TEMPO.CO, Jakarta - Koalisi Organisasi Masyarakat Sipil mendesak pemerintah untuk menunda Rancangan Undang-Undang (RUU) Pertanahan. Koalisi melihat RUU Pertanahan belum layak disahkan sebab masih banyak pasal yang tidak memihak kepada rakyat.
"Pasal per pasal bertentangan dengan UU Agraria. Banyak yang kontradiktif," ujar Sekretarias Jenderal Konsorsium Pembaruan Agraria (KPA) Dewi Kartika di kawasan Kemang, Jakarta Selatan, pada Ahad, 14 Juli 2019. Dewi sebenarnya mengapresiasi kehadiran UU Pertanahan. Sebab, posisi dan kedudukan UU ini terhadap UU Pokok Agraria bersifat melengkapi serta menyempurnakan hal-hal penting yang belum diatur.
Namun, Dewi juga menyayangkan proses perumusan RUU Pertanahan ini tidak terbuka. Koalisi pun meminta Komisi II Dewan Perwakilan Rakyat (DPR) termasuk fraksi politik, partai politik, dan pemerintah agar melibatkan semua pihak secara aktif dalam proses perumusannya. "Karena selama ini masyarakat yang menjadi korban konflik agraria dan perampasan tanah," ucap Dewi.
Kementerian Agraria dan Tata Ruang/Badan Pertanahan Nasional (ATR/BPN) menargetkan RUU Pertanahan rampung pada September 2019 mendatang.
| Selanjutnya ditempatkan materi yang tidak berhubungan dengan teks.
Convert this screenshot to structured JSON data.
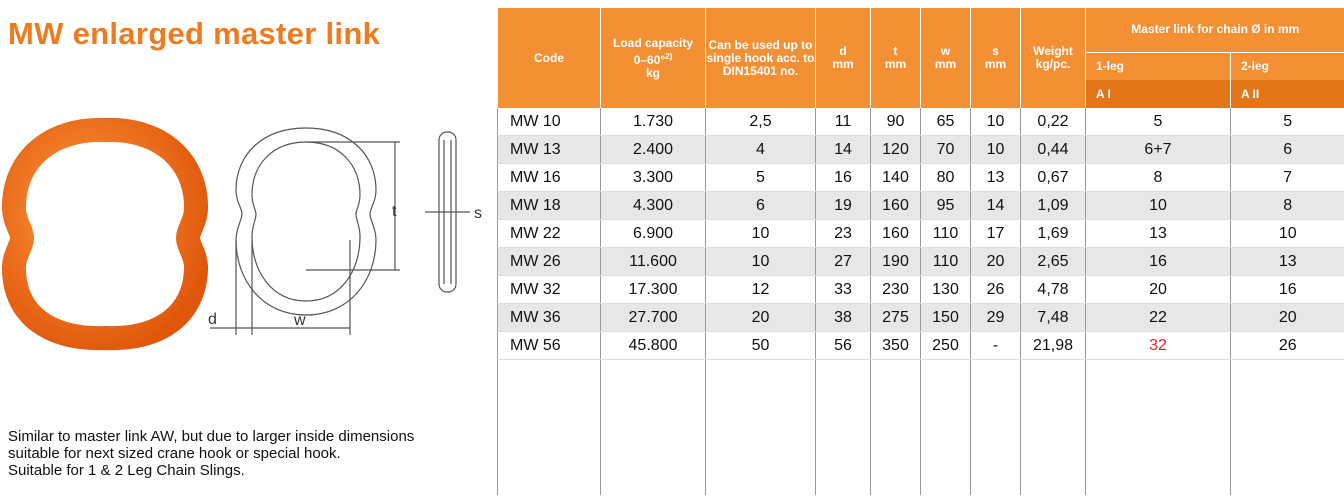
{
  "title": "MW enlarged master link",
  "description": [
    "Similar to master link AW, but due to larger inside dimensions suitable for next sized crane hook or special hook.",
    "Suitable for 1 & 2 Leg Chain Slings."
  ],
  "drawing_labels": {
    "d": "d",
    "w": "w",
    "t": "t",
    "s": "s"
  },
  "table": {
    "headers": [
      [
        "Code"
      ],
      [
        "Load capacity",
        "0–60°",
        "kg"
      ],
      [
        "Can be used up to",
        "single hook acc. to",
        "DIN15401 no."
      ],
      [
        "d",
        "mm"
      ],
      [
        "t",
        "mm"
      ],
      [
        "w",
        "mm"
      ],
      [
        "s",
        "mm"
      ],
      [
        "Weight",
        "kg/pc."
      ]
    ],
    "load_capacity_note": "2)",
    "group_header": "Master link for chain Ø in mm",
    "sub_headers": [
      "1-leg",
      "2-leg"
    ],
    "grade_headers": [
      "A I",
      "A II"
    ],
    "rows": [
      [
        "MW 10",
        "1.730",
        "2,5",
        "11",
        "90",
        "65",
        "10",
        "0,22",
        "5",
        "5"
      ],
      [
        "MW 13",
        "2.400",
        "4",
        "14",
        "120",
        "70",
        "10",
        "0,44",
        "6+7",
        "6"
      ],
      [
        "MW 16",
        "3.300",
        "5",
        "16",
        "140",
        "80",
        "13",
        "0,67",
        "8",
        "7"
      ],
      [
        "MW 18",
        "4.300",
        "6",
        "19",
        "160",
        "95",
        "14",
        "1,09",
        "10",
        "8"
      ],
      [
        "MW 22",
        "6.900",
        "10",
        "23",
        "160",
        "110",
        "17",
        "1,69",
        "13",
        "10"
      ],
      [
        "MW 26",
        "11.600",
        "10",
        "27",
        "190",
        "110",
        "20",
        "2,65",
        "16",
        "13"
      ],
      [
        "MW 32",
        "17.300",
        "12",
        "33",
        "230",
        "130",
        "26",
        "4,78",
        "20",
        "16"
      ],
      [
        "MW 36",
        "27.700",
        "20",
        "38",
        "275",
        "150",
        "29",
        "7,48",
        "22",
        "20"
      ],
      [
        "MW 56",
        "45.800",
        "50",
        "56",
        "350",
        "250",
        "-",
        "21,98",
        "32",
        "26"
      ]
    ]
  }
}
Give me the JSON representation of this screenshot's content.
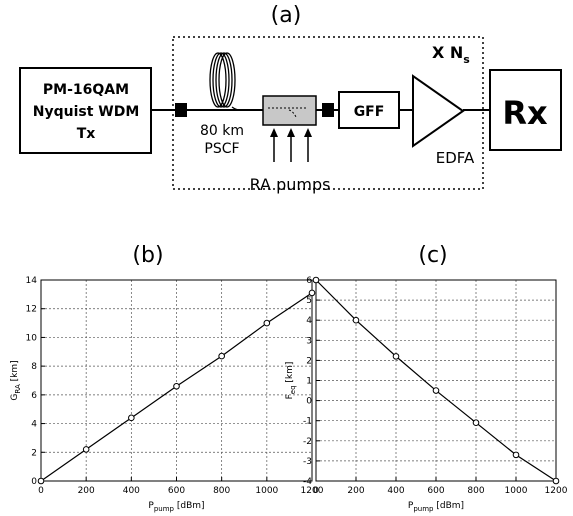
{
  "labels": {
    "panel_a": "(a)",
    "panel_b": "(b)",
    "panel_c": "(c)"
  },
  "diagram": {
    "tx_line1": "PM-16QAM",
    "tx_line2": "Nyquist WDM",
    "tx_line3": "Tx",
    "fiber_line1": "80 km",
    "fiber_line2": "PSCF",
    "gff": "GFF",
    "edfa": "EDFA",
    "rx": "Rx",
    "ra_pumps": "RA pumps",
    "repeat_prefix": "X N",
    "repeat_sub": "s"
  },
  "chart_data": [
    {
      "type": "line",
      "x": [
        0,
        200,
        400,
        600,
        800,
        1000,
        1200
      ],
      "y": [
        0,
        2.2,
        4.4,
        6.6,
        8.7,
        11.0,
        13.1
      ],
      "xlabel_main": "P",
      "xlabel_sub": "pump",
      "xlabel_unit": "[dBm]",
      "ylabel_main": "G",
      "ylabel_sub": "RA",
      "ylabel_unit": "[km]",
      "xlim": [
        0,
        1200
      ],
      "ylim": [
        0,
        14
      ],
      "xticks": [
        0,
        200,
        400,
        600,
        800,
        1000,
        1200
      ],
      "yticks": [
        0,
        2,
        4,
        6,
        8,
        10,
        12,
        14
      ],
      "grid": true,
      "marker": "circle"
    },
    {
      "type": "line",
      "x": [
        0,
        200,
        400,
        600,
        800,
        1000,
        1200
      ],
      "y": [
        6.0,
        4.0,
        2.2,
        0.5,
        -1.1,
        -2.7,
        -4.0
      ],
      "xlabel_main": "P",
      "xlabel_sub": "pump",
      "xlabel_unit": "[dBm]",
      "ylabel_main": "F",
      "ylabel_sub": "eq",
      "ylabel_unit": "[km]",
      "xlim": [
        0,
        1200
      ],
      "ylim": [
        -4,
        6
      ],
      "xticks": [
        0,
        200,
        400,
        600,
        800,
        1000,
        1200
      ],
      "yticks": [
        -4,
        -3,
        -2,
        -1,
        0,
        1,
        2,
        3,
        4,
        5,
        6
      ],
      "grid": true,
      "marker": "circle"
    }
  ]
}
Saat ini, prosesnya masih dibahas pemerintah dan DPR. Dalam RUU ini, salah satu poin yang dibahas adalah jangka waktu dan luas yang diberikan untuk Hak Guna Usaha (HGU) dan Hak Guna Bangunan (HGB) kepada perusahaan demi menciptakan iklim investasi yang lebih kondusif, sekaligus juga bermanfaat untuk masyarakat sekitar.
"Poin ini sarat akan kepentingan investasi dan bisnis, monopoli swasta, perampasan tanah, penggusuran, termasuk impunitas bagi para pengusaha perkebunan skala besar," ucap Dewi.
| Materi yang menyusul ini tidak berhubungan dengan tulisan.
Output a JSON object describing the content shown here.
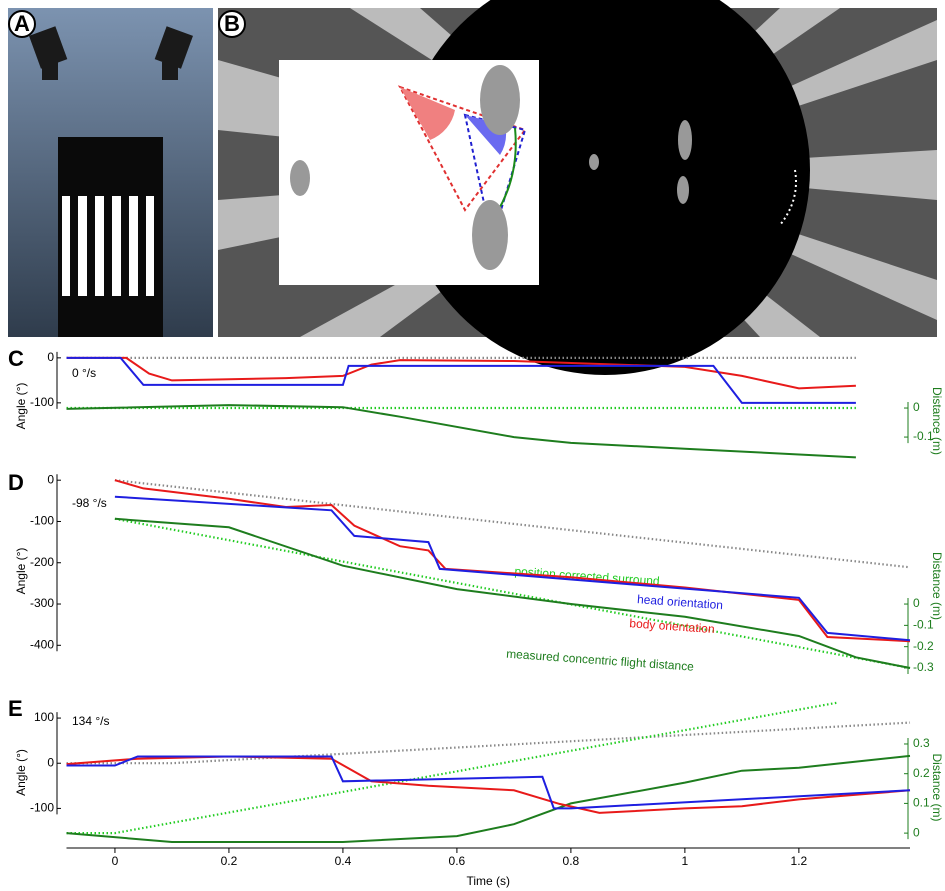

Lebih detail, terdapat delapan poin utama yang dibahas dalam RUU Pertahanan. Rinciannya, pengaturan atas hak atas tanah, pendaftaran tanah menuju single land administration system, dan modernisasi pengelolaan.
Poin lainnya terkait penyediaan tanah untuk pembangunan, percepatan penyelesaian sengketa, kebijakan fiskal pertanahan, kewenangan pengelolaan kawasan oleh kementerian/lembaga (K/L), dan penghapusan hak-hak atas tanah yang bersifat kolonial.